Milton Keynes was started in 1967, some buildings have been demolished

Is there anything in particular you'd like to know?

Posted by
32745 posts

thanks for that Lola. I wonder how my piece was received - bleak? I hope it was balanced, after all I have to go there often for my nearest Costco, my nearest IKEA and my nearest John Lewis department store. I used to work there too, in Bletchley and Milton Keynes Central station.

I hope that I gave the good and the bad.

I have realized that MK has a real split personality. It wants to be cutting edge, with food delivery robots (those 6 wheeled robots in your story) and autonomous vehicle testing and automatically charging electric buses (the plan was to stop over big metal plates in the road which would raise up and contactlessly charge the bus and drop down when it drove off - what could possibly go wrong??) and robot taxis on the red roads (what could possibly go wrong), but none of those besides the little food delivery robots has taken off, while at the same time putting roundabouts every quarter mile or so on the matrix of 70 mph arterial roads (what could possibly go wrong).

So on the one hand trying to be highly environmentally friendly, at the same time accelerating trucks, cars and buses from near zero to 70 and back down again every quarter mile and then spinning them around roundabouts with traffic coming at them at high speed.

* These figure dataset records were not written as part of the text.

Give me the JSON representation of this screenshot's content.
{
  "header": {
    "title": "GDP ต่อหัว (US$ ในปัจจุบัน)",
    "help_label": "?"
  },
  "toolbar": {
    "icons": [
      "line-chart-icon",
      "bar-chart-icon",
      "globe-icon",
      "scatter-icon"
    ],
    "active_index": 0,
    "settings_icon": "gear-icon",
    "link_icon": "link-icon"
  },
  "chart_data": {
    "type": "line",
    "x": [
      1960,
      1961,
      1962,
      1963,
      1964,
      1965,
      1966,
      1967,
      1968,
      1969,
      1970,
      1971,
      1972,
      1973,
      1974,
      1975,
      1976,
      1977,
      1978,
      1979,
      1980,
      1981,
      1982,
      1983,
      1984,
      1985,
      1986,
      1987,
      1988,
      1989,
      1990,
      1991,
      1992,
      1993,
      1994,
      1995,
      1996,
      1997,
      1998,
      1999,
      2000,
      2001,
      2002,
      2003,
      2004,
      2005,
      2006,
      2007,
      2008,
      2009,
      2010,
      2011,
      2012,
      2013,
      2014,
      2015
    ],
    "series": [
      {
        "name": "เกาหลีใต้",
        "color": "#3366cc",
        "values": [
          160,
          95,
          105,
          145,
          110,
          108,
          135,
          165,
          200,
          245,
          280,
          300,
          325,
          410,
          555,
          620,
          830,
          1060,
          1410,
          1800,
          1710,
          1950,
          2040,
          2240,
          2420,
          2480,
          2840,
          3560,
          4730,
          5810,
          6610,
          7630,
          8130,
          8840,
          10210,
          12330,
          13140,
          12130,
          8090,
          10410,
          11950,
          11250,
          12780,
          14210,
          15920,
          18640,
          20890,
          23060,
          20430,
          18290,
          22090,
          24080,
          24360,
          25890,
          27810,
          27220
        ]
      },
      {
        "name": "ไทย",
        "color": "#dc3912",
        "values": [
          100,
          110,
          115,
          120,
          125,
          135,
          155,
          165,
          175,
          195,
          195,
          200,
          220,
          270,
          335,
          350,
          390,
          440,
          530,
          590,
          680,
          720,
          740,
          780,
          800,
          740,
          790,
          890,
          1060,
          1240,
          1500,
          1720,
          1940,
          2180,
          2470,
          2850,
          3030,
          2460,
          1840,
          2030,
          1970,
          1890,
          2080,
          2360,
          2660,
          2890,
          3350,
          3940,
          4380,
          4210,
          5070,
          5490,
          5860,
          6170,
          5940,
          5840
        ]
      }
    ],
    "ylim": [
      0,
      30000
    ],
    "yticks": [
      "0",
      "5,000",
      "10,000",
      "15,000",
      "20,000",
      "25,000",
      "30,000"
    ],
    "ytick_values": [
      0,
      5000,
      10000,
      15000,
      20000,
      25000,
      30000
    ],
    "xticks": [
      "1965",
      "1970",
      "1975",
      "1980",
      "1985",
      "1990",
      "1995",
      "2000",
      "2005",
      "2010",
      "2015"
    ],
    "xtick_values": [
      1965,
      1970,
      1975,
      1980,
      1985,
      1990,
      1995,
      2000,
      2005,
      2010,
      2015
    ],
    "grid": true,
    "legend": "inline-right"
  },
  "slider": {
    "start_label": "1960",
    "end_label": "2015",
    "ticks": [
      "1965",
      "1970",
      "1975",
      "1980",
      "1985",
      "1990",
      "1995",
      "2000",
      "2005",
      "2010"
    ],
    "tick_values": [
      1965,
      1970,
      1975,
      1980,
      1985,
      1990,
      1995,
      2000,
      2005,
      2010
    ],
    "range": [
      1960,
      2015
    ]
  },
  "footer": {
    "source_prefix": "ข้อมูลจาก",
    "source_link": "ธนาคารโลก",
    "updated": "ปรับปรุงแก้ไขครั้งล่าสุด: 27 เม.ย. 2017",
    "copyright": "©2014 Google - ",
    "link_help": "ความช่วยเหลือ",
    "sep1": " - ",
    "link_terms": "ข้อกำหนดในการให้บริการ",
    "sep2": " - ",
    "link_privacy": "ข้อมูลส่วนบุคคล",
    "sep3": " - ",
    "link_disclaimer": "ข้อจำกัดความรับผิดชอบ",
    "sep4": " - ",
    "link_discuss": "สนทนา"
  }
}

Clutches, brakes, tyres all worn out and awful fuel economy with all that constant accelleration.

Typical of MK.

Anyway, was it balanced?

Posted by
16247 posts

Nigel, your review is certainly honest, and serves to reinforce my view that the city fails to demonstrate any intent to be eco-friendly. Bryson and the other article both mentioned how unkind it is to pedestrians; you describe the vehicles racing from roundabout to roundabout, consuming excess fuel with repeated acceleration and braking; and then there is that indoor ski slope. I hope they don’t keep it open in summer.